The dangers of jealousy and ambition are laid bare in the atmospheric, supernatural new mixed-technique animated short The Voice in the Hollow — a texturally rich and visually bold take on the old warning “Be careful what you wish for,” set in an African tribal village.
The Voice in the Hollow, which premiered in Hollywood on November 17, is a “masterpiece of real-time animation,” according to Brian Pohl, Technical Program Manager of Media & Entertainment and Academic Dean of the Unreal Fellowship at Epic Games. “Engaging, mesmerizing, and unquestionably indelible, [The Voice in the Hollow is] masterfully executed — and so impressively takes advantage of the rendering capabilities of Unreal Engine 5 that one finds themselves in disbelief that this film was accomplished by such a small team using only a game engine,” Pohl commented.
The 10-minute short was created using a combination of hand-drawn and cutting-edge 3D animation techniques and led by a surprisingly small core team of two: Miguel Ortega and Tran Ma, otherwise known as Half M.T. Studios. While Unreal Engine has been utilized by full studios to create real-time pipelines for years, the Epic team believes The Voice in the Hollow is breaking new ground for rendering top quality 3D animation exclusively using a game engine.
“Tran Ma’s artistic prowess is fully on display by creating a robust and wonderfully unique non-CG appearance for her characters and the world that they inhabit that rivals, if not exceeds, the production design of animated films with far greater budgets and staff, while Miguel Ortega’s attention to detail directing style and mastery of emotive subtlety so impressively brings everything to life.”
Created on the heels of Half M.T. Film’s award-winning short, The Ningyo, which told the tale of a search for a mythical Japanese creature, The Voice in the Hollow presents another unexpected story: an African horror fable exploring sisterhood, envy and ancient evil.
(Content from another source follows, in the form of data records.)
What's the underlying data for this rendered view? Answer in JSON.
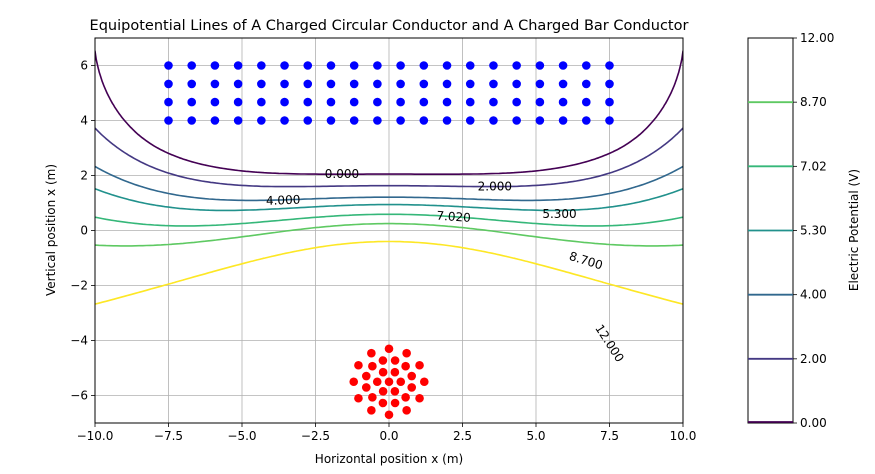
{
  "chart_data": {
    "type": "contour",
    "title": "Equipotential Lines of A Charged Circular Conductor and A Charged Bar Conductor",
    "xlabel": "Horizontal position x (m)",
    "ylabel": "Vertical position x (m)",
    "xlim": [
      -10,
      10
    ],
    "ylim": [
      -7,
      7
    ],
    "xticks": [
      "−10.0",
      "−7.5",
      "−5.0",
      "−2.5",
      "0.0",
      "2.5",
      "5.0",
      "7.5",
      "10.0"
    ],
    "xtick_values": [
      -10,
      -7.5,
      -5,
      -2.5,
      0,
      2.5,
      5,
      7.5,
      10
    ],
    "yticks": [
      "−6",
      "−4",
      "−2",
      "0",
      "2",
      "4",
      "6"
    ],
    "ytick_values": [
      -6,
      -4,
      -2,
      0,
      2,
      4,
      6
    ],
    "grid": true,
    "levels": [
      0.0,
      2.0,
      4.0,
      5.3,
      7.02,
      8.7,
      12.0
    ],
    "level_labels": [
      "0.000",
      "2.000",
      "4.000",
      "5.300",
      "7.020",
      "8.700",
      "12.000"
    ],
    "level_colors": [
      "#440154",
      "#443983",
      "#31688e",
      "#21918c",
      "#35b779",
      "#5ec962",
      "#fde725"
    ],
    "contour_labels": [
      {
        "text": "0.000",
        "x": -1.6,
        "y": 2.05,
        "angle": 0
      },
      {
        "text": "2.000",
        "x": 3.6,
        "y": 1.6,
        "angle": 0
      },
      {
        "text": "4.000",
        "x": -3.6,
        "y": 1.1,
        "angle": -2
      },
      {
        "text": "5.300",
        "x": 5.8,
        "y": 0.6,
        "angle": 0
      },
      {
        "text": "7.020",
        "x": 2.2,
        "y": 0.5,
        "angle": 4
      },
      {
        "text": "8.700",
        "x": 6.7,
        "y": -1.1,
        "angle": 17
      },
      {
        "text": "12.000",
        "x": 7.5,
        "y": -4.1,
        "angle": 57
      }
    ],
    "bar_conductor": {
      "color": "#0000ff",
      "x_start": -7.5,
      "x_end": 7.5,
      "x_count": 20,
      "y_values": [
        4,
        4.67,
        5.33,
        6
      ]
    },
    "circular_conductor": {
      "color": "#ff0000",
      "center": [
        0,
        -5.5
      ],
      "radius": 1.2,
      "rings": [
        {
          "r": 0.0,
          "n": 1,
          "phase": 0
        },
        {
          "r": 0.4,
          "n": 6,
          "phase": 0
        },
        {
          "r": 0.8,
          "n": 12,
          "phase": 15
        },
        {
          "r": 1.2,
          "n": 12,
          "phase": 0
        }
      ]
    },
    "colorbar": {
      "label": "Electric Potential (V)",
      "ticks": [
        "0.00",
        "2.00",
        "4.00",
        "5.30",
        "7.02",
        "8.70",
        "12.00"
      ]
    }
  }
}
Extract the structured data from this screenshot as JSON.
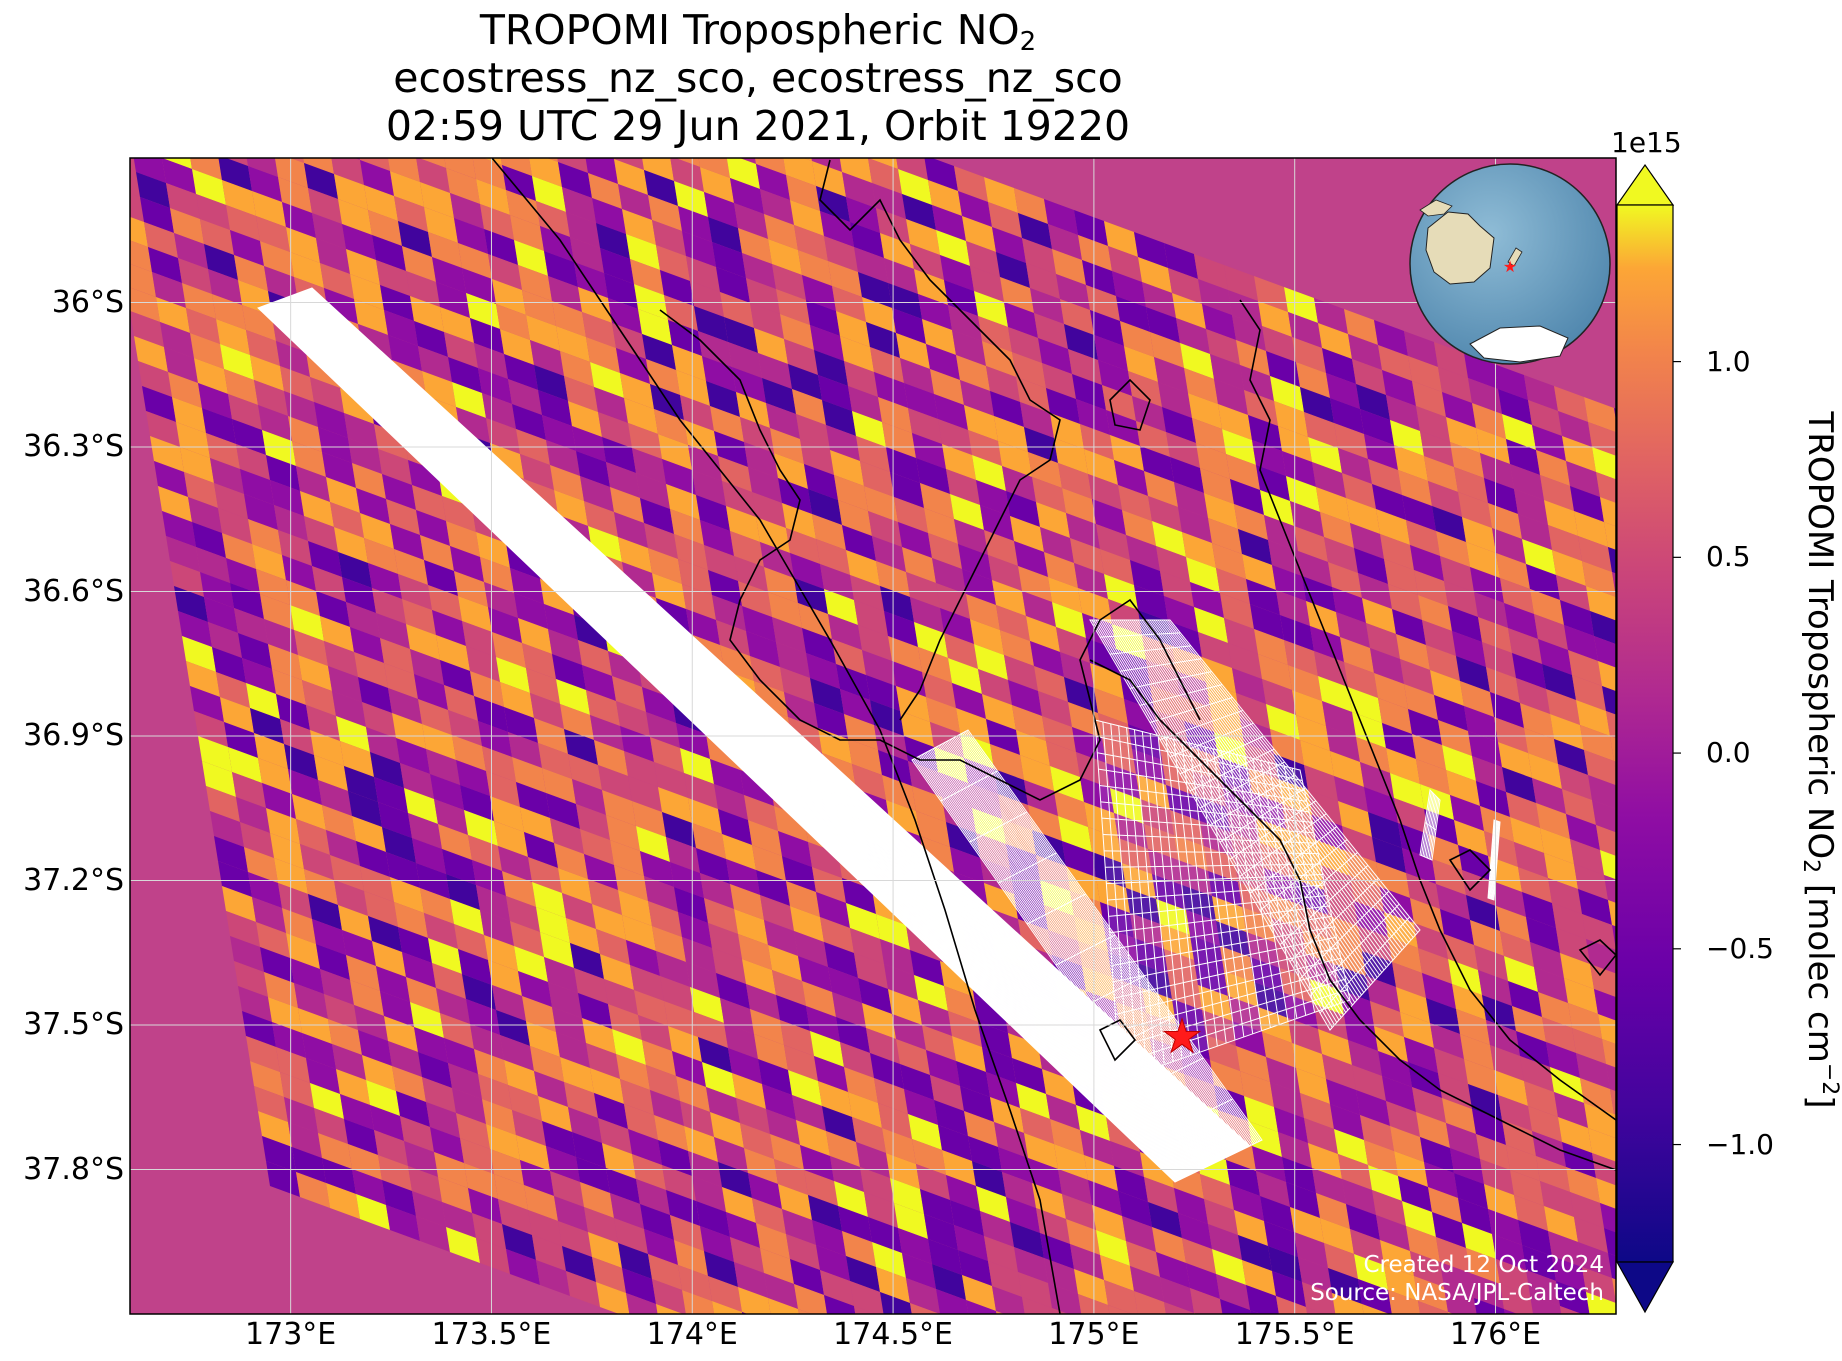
{
  "title": {
    "line1_main": "TROPOMI Tropospheric NO",
    "line1_sub": "2",
    "line2": "ecostress_nz_sco, ecostress_nz_sco",
    "line3": "02:59 UTC 29 Jun 2021, Orbit 19220"
  },
  "axes": {
    "lat_labels": [
      "36°S",
      "36.3°S",
      "36.6°S",
      "36.9°S",
      "37.2°S",
      "37.5°S",
      "37.8°S"
    ],
    "lat_values": [
      -36.0,
      -36.3,
      -36.6,
      -36.9,
      -37.2,
      -37.5,
      -37.8
    ],
    "lon_labels": [
      "173°E",
      "173.5°E",
      "174°E",
      "174.5°E",
      "175°E",
      "175.5°E",
      "176°E"
    ],
    "lon_values": [
      173.0,
      173.5,
      174.0,
      174.5,
      175.0,
      175.5,
      176.0
    ],
    "lon_range": [
      172.6,
      176.3
    ],
    "lat_range": [
      -38.1,
      -35.7
    ],
    "grid": true
  },
  "colorbar": {
    "exponent": "1e15",
    "label_main": "TROPOMI Tropospheric NO",
    "label_sub": "2",
    "label_units": " [molec cm",
    "label_sup": "−2",
    "label_close": "]",
    "tick_labels": [
      "1.0",
      "0.5",
      "0.0",
      "−0.5",
      "−1.0"
    ],
    "tick_values": [
      1.0,
      0.5,
      0.0,
      -0.5,
      -1.0
    ],
    "range": [
      -1.3,
      1.4
    ],
    "colormap": "plasma",
    "extend": "both"
  },
  "marker": {
    "lon": 175.22,
    "lat": -37.46,
    "color": "#ff1a1a",
    "icon": "star-icon"
  },
  "inset": {
    "type": "globe-locator",
    "icon": "globe-icon",
    "marker_color": "#ff1a1a"
  },
  "credits": {
    "created": "Created 12 Oct 2024",
    "source": "Source: NASA/JPL-Caltech"
  },
  "colors": {
    "grid": "#d8d8d8",
    "coastline": "#000000",
    "footprint": "#ffffff"
  }
}
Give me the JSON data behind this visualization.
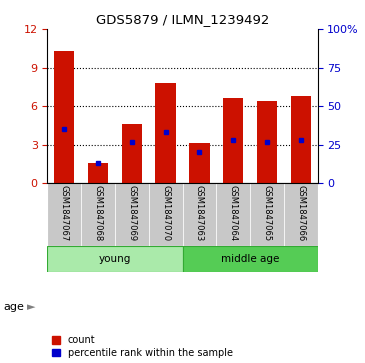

And despite its vivid colors, it is not for kids. With its intentional Spaghetti Western aesthetic and softened renders, Ortega and Ma “wanted to make a statement with this film,” Ortega noted. “The beautiful visuals and vibrant colors are simply a red herring for the dark tone the film ultimately delivers.”
Ortega, originally from Colombia, and Ma, originally from Vietnam, cast their film using native African actors in Kenya and Tanzania. The short film is produced entirely in Swahili with supporting English subtitles, with voice actors resourcefully discovered from
audiobook translators in Africa and all recordings captured through Skype. Now based in Los Angeles as resident artists and instructors at Gnomon School in Hollywood, the filmmakers hired a local actor for the female mocap performances, while Ortega himself acted the movements required for male characters. This film was created using an impressively small team of artists and actors, with the results of a first-class studio.
Supporting Unreal Engine in the creation of their groundbreaking animation workflow, Ortega and Ma used industry-standard software ZBrush and Maya for the character design and creation, with character texturing handled using Adobe’s Substance Painter. Xsens’ Awinda suit and gloves helped provide the motion-capture performances while MocapX captured the facial expressions, which were all later improved upon by some of the film’s contributing animators using Maya.
Environments were sculpted and textured in Gaea, the industry-popular terrain design tool for VFX, games and virtual production, before being layered with Epic Games’ Megascans. For the most convincing fabrics and costumes, Marvelous Designer was used for the design and simulation before being exported as Alembic caches into Unreal Engine 5.
As instructors at Gnomon, the industry-focused school of VFX, games and animation in Hollywood, it was important for Ortega and Ma to document the entire process of the film’s production, from the casting and sound, through the editing and visual effects production. Over 100 hours of making-of footage have been recorded and are all available for worldwide viewing to help other aspiring filmmakers learn from their thought processes and creative workflow. Their entire filmmaking journey can be viewed now on YouTube.
“Miguel and Tran have created a beautiful film, and we’re very proud of their accomplishment,” said Alex Alvarez, Founder & President at Gnomon School. “For 10 months, they live-streamed their weekly progress, and it was a pleasure to watch the film come together. The end result is a testament to their passion and talent, while also an impressive case study on how Unreal Engine 5 empowers independent filmmakers.”